The argument from the issue https://github.com/golang/go/issues/444

> It would be much easier to port preexisting code if you could just copy your time formats over.

It's not really much of an argument, since transforming the sprintf format to Go is a trivial as printing an specific date.



> While I got also shocked at first by Go's time formatting, is by far the easiest to learn and memorize once you get it.

I completely agree. I've used strftime and the like for years, and I still can't remember %m vs %M without thinking twice about it, at which point I usually just look at the docs to make sure I'm not making a mistake.

By contrast, as soon as I learned the "trick"[0] behind the canonical date in Go, I had it committed to memory, and I haven't needed to look it up once since.

YMMV, but personally, I'd much rather write "Jan" when I want a three-character month and "January" when I want a full month than try to remember that the former is %a and the latter is %A (...or is it the other way around? Time to check... again!)

[0] http://golang.org/pkg/time/#pkg-constants


> By contrast, as soon as I learned the "trick" http://golang.org/pkg/time/#pkg-constants

Since MST is GMT-0700, the reference time can be thought of as 01/02 03:04:05PM '06 -0700

Such sadness.

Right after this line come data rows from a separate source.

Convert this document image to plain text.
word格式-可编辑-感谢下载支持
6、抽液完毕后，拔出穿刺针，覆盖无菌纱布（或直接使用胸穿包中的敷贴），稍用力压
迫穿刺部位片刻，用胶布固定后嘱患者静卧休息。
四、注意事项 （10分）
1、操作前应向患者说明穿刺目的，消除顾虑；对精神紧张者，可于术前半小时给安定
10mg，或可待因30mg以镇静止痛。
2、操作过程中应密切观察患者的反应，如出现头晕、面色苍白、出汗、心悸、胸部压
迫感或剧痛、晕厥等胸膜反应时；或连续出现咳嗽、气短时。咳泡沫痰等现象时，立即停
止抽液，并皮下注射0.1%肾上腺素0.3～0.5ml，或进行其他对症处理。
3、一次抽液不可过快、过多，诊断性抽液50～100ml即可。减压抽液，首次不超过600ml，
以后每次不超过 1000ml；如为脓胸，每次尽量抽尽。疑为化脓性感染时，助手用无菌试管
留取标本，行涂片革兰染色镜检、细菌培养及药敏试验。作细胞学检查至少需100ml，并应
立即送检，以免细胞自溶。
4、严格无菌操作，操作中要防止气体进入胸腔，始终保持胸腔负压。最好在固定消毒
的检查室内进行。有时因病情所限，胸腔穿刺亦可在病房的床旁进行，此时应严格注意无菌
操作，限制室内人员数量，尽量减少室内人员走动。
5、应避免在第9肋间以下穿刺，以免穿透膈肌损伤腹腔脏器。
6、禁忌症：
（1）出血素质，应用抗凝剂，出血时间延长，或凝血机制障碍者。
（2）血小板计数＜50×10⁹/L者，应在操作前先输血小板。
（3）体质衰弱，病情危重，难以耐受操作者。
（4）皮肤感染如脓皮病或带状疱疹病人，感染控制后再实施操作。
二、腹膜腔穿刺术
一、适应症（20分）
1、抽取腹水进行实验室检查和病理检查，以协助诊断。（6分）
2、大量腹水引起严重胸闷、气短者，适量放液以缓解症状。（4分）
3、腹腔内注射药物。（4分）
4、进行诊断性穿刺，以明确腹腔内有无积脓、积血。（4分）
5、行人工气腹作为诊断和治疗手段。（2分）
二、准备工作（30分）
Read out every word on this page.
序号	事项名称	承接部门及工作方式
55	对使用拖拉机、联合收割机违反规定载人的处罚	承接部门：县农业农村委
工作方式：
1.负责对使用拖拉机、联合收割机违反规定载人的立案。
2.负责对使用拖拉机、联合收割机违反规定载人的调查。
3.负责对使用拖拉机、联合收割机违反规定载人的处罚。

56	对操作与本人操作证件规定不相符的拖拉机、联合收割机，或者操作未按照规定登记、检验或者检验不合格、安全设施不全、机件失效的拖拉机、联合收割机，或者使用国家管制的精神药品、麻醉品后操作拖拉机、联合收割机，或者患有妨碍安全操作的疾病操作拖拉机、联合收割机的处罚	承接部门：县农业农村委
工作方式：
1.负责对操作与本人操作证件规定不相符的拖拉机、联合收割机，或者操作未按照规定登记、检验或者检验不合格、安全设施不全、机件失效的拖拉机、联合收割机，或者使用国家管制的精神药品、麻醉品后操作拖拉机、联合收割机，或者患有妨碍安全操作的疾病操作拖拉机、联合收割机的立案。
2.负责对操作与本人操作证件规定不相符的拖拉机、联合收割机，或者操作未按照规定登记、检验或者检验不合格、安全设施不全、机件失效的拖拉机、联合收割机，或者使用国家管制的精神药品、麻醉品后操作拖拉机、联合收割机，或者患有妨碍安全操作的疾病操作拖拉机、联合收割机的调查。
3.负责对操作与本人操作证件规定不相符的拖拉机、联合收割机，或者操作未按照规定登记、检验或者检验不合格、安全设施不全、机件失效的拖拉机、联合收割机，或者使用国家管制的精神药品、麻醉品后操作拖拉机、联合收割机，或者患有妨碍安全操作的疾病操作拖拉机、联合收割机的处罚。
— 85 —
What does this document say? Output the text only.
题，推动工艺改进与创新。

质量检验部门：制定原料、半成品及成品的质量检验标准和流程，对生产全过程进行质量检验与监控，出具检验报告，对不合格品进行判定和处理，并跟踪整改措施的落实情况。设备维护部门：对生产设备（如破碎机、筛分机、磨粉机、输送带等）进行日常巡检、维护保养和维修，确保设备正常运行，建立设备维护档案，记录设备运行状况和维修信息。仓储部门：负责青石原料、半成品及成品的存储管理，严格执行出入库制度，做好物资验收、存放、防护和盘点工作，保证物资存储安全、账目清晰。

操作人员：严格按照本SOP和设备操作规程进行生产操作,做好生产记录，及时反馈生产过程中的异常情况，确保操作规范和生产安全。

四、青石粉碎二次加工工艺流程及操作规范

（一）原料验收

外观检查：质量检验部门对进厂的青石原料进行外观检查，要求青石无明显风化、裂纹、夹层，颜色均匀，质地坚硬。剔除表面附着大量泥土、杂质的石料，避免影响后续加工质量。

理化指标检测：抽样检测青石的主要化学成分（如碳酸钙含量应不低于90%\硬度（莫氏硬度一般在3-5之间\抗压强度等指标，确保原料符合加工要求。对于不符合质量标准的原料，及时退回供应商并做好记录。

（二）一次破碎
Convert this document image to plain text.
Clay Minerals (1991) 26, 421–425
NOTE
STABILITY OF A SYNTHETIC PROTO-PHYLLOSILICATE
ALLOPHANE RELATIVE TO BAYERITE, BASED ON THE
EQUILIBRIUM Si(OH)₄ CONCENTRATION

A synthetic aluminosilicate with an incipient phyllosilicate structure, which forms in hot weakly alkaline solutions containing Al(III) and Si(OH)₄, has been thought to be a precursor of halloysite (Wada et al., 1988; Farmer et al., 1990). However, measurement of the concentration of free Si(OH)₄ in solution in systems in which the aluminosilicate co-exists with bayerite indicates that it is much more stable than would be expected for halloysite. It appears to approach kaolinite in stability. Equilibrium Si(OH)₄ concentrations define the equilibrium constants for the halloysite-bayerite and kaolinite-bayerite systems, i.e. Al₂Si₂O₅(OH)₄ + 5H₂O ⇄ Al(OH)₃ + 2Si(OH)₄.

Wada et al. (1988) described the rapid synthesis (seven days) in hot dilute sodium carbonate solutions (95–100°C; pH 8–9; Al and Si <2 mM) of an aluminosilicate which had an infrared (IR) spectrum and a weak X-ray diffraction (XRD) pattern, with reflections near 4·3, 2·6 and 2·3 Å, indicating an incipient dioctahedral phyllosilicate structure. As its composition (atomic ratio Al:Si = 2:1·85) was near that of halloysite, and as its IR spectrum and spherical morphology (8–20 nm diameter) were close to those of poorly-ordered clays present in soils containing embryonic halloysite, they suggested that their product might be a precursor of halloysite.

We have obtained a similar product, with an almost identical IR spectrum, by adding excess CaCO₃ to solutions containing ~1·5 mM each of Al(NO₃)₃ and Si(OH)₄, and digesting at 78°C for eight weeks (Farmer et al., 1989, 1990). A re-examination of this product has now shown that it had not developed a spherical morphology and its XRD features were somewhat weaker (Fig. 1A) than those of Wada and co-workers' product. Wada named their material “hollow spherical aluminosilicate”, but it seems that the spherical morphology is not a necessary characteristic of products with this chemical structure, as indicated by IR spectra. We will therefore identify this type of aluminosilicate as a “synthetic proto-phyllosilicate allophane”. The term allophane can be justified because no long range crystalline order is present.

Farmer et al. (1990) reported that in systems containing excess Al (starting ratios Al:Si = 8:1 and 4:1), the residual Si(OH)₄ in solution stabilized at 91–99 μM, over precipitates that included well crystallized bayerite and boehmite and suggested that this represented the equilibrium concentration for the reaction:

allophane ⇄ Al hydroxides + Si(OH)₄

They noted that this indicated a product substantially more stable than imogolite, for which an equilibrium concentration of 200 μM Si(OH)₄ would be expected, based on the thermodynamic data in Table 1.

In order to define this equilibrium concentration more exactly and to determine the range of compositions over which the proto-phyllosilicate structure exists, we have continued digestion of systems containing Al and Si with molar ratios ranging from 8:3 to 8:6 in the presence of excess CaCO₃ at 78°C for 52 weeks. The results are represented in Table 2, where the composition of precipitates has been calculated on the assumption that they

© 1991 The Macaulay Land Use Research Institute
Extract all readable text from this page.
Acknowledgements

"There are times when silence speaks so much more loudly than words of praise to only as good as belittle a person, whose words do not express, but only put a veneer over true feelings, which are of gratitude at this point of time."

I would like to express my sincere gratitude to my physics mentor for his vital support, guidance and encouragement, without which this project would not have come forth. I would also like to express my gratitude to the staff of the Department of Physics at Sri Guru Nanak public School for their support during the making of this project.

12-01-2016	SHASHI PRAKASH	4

Using a reversed month/year date as a "reference" when we have ISO 8601. Much american-centrism.

Otherwise I like the trick, but I'm not sure it scales to locale-specific time formats (whereas strftime does a bit with %aAbBxX).


I tend to prefer ISO-style dates/times myself... and unless the date+time is tied to a location+event (and not always then), store/transmit as UTC. This leads to far fewer headaches in the long run.


The line right above that one is the first cited reference format:

    Mon Jan 2 15:04:05 MST 2006


I know, I'm talking about the mnemonic used to remember this date.


> I still can't remember %m vs %M without thinking twice about it

The time component is "%H:%M:%S" — it's all capitals, and I always think "her majesty's ship" when I type it for some odd reason. At any rate, that's how I remember it.

Once I work out that time component, then the date falls into place: "%m-%d-%Y".

But yes, strftime's formatting strings aren't memorable.

(I'm also a server-side engineer, so I active try to avoid formatting dates into anything other than ISO-8601…)


Nah, parsing a date is a thing that you do usually (depends on your job) like 1 every 2/3 months at best.

Every time I have to pick up the docs because Is day the 1st or month the 1st? Ms and Ns which number? Timezone?

I think that the decision of golang to use this way is really unfortunate and yet more lazy than people that don't want to learn yet another (useless) thing.